I tried everything i could think of but for some reason it doesn't store the data from the file to "data", but the file has the written data.
#include <fcntl.h>
#include <unistd.h>
#include <errno.h>
#include <string.h>
#include <stdlib.h>
#include <iostream>
using namespace std;
int main()
{
char data[69]=" ";
int fd = open("./MyFile.txt", O_RDWR | O_CREAT | O_SYNC | O_RSYNC);
write(fd, "HELLO", 5);
read(fd, data, 5);
cout << data << endl;
return 0;
}
Could you guys please help me.
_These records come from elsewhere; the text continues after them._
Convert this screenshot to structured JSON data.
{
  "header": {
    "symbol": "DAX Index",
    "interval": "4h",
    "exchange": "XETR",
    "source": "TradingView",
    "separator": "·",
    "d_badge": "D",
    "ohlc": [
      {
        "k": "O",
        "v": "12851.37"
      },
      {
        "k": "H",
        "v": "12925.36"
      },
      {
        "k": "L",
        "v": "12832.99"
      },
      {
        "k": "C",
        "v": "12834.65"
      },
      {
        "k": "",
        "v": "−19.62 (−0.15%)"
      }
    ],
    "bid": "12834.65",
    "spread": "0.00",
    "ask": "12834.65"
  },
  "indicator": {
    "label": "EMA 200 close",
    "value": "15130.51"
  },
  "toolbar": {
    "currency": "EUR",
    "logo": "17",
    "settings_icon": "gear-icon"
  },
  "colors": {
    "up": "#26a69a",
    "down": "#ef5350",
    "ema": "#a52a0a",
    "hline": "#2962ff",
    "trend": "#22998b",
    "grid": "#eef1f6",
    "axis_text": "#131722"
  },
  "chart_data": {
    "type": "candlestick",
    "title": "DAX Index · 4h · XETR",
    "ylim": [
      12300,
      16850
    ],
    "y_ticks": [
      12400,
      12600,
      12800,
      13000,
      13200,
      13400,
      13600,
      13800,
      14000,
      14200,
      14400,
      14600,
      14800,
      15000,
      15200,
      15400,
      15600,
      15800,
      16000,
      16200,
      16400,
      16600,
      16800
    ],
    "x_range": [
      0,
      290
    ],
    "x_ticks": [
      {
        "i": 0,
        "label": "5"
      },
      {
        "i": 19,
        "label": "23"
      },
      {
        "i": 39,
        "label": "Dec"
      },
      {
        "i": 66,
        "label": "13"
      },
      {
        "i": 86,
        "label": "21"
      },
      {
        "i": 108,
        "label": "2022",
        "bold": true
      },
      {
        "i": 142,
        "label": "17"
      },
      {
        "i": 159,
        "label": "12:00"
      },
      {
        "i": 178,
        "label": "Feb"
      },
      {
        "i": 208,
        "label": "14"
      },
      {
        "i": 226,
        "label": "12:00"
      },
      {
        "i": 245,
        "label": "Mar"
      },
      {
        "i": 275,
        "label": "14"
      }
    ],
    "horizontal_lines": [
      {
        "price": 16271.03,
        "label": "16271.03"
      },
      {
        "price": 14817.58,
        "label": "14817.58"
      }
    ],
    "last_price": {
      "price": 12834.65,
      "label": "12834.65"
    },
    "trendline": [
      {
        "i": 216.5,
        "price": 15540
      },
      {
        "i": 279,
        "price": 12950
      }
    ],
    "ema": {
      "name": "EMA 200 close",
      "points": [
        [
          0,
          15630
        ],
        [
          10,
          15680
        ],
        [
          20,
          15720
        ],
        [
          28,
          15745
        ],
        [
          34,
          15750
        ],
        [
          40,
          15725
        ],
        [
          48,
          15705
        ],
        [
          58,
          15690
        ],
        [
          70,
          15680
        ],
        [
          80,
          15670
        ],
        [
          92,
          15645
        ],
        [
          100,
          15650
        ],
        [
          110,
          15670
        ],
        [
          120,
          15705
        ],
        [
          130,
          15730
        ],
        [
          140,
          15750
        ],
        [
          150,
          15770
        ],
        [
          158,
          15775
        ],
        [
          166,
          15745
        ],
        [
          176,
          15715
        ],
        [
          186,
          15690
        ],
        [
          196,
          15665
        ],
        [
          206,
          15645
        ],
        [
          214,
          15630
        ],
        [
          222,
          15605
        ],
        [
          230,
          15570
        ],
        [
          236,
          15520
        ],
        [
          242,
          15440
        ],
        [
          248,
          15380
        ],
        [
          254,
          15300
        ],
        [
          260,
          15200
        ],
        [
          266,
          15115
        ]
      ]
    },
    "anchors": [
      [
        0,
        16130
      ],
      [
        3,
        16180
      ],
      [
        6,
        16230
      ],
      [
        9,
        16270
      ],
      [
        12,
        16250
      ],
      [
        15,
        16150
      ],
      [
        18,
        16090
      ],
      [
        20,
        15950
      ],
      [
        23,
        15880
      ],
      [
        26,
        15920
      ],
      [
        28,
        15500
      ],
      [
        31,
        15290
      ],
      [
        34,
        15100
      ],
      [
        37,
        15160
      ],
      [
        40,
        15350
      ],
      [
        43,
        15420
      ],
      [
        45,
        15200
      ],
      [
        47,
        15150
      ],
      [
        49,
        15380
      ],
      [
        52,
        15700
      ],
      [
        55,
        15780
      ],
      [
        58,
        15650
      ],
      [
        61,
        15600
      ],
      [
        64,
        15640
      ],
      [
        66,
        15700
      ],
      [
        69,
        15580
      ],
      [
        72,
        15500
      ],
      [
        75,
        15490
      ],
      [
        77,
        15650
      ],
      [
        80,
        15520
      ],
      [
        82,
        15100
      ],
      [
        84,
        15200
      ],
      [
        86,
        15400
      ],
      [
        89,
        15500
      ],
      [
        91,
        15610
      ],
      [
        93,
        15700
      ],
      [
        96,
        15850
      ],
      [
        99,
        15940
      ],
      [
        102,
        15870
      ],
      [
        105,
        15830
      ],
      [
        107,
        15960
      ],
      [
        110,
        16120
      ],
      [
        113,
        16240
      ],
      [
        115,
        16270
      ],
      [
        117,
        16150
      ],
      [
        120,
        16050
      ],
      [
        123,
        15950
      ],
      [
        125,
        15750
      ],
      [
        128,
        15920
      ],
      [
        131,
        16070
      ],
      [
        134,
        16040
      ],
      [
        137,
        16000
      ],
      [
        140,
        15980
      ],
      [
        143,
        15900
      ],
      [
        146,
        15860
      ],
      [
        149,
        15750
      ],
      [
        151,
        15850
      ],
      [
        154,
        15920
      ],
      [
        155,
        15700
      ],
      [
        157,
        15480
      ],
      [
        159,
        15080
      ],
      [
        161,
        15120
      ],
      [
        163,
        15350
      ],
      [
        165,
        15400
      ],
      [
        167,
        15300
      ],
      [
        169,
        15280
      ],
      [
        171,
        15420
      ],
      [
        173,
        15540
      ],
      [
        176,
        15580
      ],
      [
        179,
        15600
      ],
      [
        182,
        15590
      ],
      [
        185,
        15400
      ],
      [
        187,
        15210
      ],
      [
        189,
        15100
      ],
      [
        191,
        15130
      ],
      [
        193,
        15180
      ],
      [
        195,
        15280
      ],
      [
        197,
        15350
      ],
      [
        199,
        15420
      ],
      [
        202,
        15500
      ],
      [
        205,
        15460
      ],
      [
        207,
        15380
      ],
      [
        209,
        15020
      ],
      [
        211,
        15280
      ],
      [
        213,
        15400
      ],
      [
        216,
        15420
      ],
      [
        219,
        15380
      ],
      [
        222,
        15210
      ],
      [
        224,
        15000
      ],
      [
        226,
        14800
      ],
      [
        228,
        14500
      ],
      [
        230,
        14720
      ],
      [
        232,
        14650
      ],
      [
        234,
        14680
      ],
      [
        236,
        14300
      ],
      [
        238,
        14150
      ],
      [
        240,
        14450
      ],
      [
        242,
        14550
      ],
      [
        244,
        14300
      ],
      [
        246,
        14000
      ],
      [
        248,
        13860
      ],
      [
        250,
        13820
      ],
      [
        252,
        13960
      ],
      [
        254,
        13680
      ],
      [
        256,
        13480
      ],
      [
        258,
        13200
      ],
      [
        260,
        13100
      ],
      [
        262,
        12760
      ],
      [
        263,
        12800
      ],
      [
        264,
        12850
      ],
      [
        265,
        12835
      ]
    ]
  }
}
I'm trying to learn file I/O and I don't know if it's the O_RDWR or whatever that is wrong here.
From man write
:
For a seekable file (i.e., one to which lseek(2) may be applied, for example, a regular file) writing takes place at the current file offset, and the file offset is incremented by the number of bytes actually written.
From man read
:
On files that support seeking, the read operation commences at the current file offset, and the file offset is incremented by the number of bytes read.
You need to seek back to the start of the file after your write
, if you want to then read
what you just wrote:
lseek(fd, 0, SEEK_SET);
Always read and study the documentation for the functions that you use, particularly when they're not doing what you thought they would do.